Während Ralf erst vorpreschte, sich dann aber etwas zurückfallen ließ, sprang Helmut einer Gruppe hinterher, die uns überholte und mich überraschte, so dass ich eine Weile mit einigen älteren Herren aus den Niederlanden gemeinsame Sache machte. Irgendwann fuhr ich wieder auf Helmut auf, der dann doch auf mich gewartet hatte. Eine Weile taten wir uns mit einem netten Bochumer zusammen, den wir jedoch irgendwann fahren ließen, als es ab Kilometer 170 so richtig ernst wurde.

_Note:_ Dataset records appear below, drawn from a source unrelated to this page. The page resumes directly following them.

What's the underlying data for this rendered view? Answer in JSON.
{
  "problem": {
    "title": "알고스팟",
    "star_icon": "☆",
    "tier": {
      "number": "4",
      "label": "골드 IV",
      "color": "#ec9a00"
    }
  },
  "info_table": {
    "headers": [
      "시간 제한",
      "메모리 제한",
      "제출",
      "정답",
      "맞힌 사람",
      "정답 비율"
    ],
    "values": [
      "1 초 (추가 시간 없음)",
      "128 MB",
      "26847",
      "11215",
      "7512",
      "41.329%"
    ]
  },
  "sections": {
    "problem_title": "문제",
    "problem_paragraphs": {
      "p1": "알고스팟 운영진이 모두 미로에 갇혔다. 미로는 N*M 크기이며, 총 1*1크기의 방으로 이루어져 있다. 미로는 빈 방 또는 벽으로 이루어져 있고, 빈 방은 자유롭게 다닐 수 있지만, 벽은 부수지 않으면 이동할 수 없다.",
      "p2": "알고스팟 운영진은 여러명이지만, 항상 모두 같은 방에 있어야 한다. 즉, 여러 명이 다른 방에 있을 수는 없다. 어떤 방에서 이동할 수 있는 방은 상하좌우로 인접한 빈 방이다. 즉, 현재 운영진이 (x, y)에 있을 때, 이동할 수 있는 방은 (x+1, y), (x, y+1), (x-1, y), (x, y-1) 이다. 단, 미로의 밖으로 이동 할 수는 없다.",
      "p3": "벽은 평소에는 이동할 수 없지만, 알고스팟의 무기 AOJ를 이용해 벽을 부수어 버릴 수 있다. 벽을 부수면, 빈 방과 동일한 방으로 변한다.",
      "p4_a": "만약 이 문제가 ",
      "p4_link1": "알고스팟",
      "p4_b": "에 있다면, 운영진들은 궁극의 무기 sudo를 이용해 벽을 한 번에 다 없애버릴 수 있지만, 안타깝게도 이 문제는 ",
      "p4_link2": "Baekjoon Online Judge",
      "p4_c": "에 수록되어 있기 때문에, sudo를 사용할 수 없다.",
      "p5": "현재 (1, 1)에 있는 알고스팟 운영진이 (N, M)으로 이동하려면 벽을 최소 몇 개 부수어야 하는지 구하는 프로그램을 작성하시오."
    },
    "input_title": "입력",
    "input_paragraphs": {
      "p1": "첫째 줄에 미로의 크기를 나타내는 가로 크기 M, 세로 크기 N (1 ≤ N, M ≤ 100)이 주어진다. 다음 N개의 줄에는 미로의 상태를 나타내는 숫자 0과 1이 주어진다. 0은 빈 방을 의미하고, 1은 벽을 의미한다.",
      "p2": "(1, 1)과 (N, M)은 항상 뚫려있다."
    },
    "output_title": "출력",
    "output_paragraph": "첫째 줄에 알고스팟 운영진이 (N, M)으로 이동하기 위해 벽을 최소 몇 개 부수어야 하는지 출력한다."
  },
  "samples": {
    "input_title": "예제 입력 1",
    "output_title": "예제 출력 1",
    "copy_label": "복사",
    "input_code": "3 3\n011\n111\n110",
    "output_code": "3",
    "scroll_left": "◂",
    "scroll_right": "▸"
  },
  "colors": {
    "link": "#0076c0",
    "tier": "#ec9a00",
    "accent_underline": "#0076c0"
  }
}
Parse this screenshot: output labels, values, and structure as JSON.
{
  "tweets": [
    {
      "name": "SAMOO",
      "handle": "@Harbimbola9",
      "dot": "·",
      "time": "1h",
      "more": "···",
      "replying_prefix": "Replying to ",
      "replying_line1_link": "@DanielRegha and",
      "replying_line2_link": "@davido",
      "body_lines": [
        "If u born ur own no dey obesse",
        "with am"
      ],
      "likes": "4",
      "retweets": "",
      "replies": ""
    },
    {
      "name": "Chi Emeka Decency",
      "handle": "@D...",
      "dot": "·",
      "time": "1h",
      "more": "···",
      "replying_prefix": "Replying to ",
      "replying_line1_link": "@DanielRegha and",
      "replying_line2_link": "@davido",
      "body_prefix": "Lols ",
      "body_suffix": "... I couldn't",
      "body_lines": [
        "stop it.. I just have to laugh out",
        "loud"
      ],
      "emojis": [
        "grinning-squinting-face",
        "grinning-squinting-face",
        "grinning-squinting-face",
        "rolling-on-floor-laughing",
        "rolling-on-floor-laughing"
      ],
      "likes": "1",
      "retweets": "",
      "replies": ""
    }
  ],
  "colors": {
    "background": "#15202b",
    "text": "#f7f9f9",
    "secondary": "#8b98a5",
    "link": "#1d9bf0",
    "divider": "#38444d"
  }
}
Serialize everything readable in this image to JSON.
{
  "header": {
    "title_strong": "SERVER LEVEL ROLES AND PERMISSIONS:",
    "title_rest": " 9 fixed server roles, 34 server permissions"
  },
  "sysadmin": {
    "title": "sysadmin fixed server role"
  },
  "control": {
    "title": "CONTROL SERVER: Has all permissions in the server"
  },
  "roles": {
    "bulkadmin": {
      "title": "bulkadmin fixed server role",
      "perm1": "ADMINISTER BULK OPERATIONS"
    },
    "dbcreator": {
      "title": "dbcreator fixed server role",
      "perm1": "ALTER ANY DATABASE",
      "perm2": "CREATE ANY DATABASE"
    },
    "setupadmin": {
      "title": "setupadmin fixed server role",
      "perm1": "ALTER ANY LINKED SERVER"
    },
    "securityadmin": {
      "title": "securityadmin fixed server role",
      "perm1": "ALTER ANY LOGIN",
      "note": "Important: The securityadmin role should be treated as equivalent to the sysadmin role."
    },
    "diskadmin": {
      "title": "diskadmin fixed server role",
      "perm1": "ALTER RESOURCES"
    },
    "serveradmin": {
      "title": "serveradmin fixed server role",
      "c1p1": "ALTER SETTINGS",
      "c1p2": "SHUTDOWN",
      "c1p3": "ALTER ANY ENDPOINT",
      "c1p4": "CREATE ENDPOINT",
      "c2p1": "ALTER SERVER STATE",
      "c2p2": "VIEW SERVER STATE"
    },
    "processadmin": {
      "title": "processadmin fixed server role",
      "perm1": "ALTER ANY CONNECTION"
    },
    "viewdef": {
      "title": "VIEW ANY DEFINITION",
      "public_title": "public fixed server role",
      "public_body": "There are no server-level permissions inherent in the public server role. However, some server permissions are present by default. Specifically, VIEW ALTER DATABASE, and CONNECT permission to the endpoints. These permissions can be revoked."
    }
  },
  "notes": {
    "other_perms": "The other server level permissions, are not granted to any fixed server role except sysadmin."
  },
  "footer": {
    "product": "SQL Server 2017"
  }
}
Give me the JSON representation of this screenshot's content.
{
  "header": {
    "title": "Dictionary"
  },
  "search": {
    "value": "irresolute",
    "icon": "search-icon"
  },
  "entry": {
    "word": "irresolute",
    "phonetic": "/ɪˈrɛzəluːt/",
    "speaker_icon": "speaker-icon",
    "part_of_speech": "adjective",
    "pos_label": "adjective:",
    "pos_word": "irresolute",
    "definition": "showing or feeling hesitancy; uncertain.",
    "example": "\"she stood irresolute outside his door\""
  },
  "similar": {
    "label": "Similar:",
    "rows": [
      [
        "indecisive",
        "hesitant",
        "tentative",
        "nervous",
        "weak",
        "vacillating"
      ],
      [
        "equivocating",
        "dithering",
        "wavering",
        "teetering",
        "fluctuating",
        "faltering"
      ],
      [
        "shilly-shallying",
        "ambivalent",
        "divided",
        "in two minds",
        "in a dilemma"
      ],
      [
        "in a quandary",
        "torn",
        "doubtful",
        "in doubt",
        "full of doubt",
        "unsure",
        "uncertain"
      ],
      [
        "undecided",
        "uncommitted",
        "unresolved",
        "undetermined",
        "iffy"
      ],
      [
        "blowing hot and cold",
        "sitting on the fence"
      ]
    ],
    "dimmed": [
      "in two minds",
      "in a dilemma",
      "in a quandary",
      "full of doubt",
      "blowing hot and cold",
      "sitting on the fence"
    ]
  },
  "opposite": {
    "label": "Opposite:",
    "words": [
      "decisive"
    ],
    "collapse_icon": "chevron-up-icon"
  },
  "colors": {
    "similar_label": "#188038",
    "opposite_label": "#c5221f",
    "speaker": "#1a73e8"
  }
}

Ab der Cote de Wanne schließlich kamen die Einschläge in Abständen von 5 bis 8 Kilometern und wie aus dem Nichts tauchten Rampen mit bis zu 24 % auf, welche die meisten Teilnehmer*innen auf dem Rettungsring bezwangen. Natürlich gab es wirklich fitte Menschen, die an einem vorbeiflogen. In Stavelot nahm ich das Eddy Merckx Denkmal zum Anlass eine kurze Photopause zu machen. Ansonsten standen ca. alle 50 Kilometer gut bestückte Verpflegungsstationen bereit. In Stavelot trafen wir schließlich wieder mit Ralf zusammen, die Anstrengung hatte bei allen den Ärger zusammenschmelzen lassen wie Frühlingssonne den Schnee.

So überfuhren wir den wunderschönen, nicht enden wollenden, Col de Rosier gemeinsam und stürzten uns in die Abfahrt, nur um kurze Zeit später die legendäre Redoute und schließlich die Cote de Roche aux Fauchons hinauf zu klettern. Mir machte mein Knie zu schaffen, aber wie heißt es so schön in Englisch: “ The horse smells the barn.“ Abgekämpft aber unfassbar glücklich erreichten wir nach einem weiteren Aufstieg das Ziel, nahmen Medaillen entgegen und ließen das obligatorische Photo machen.

Für mich persönlich war die Liege Bastogne Liege Challenge die anstrengendste Sportveranstaltung an der ich jemals teilgenommen, sicher auch zeitlich die längste. Aber es hat sich gelohnt. Ein grandioses Erlebnis…..das man jedoch nicht aus der kalten Hose fährt.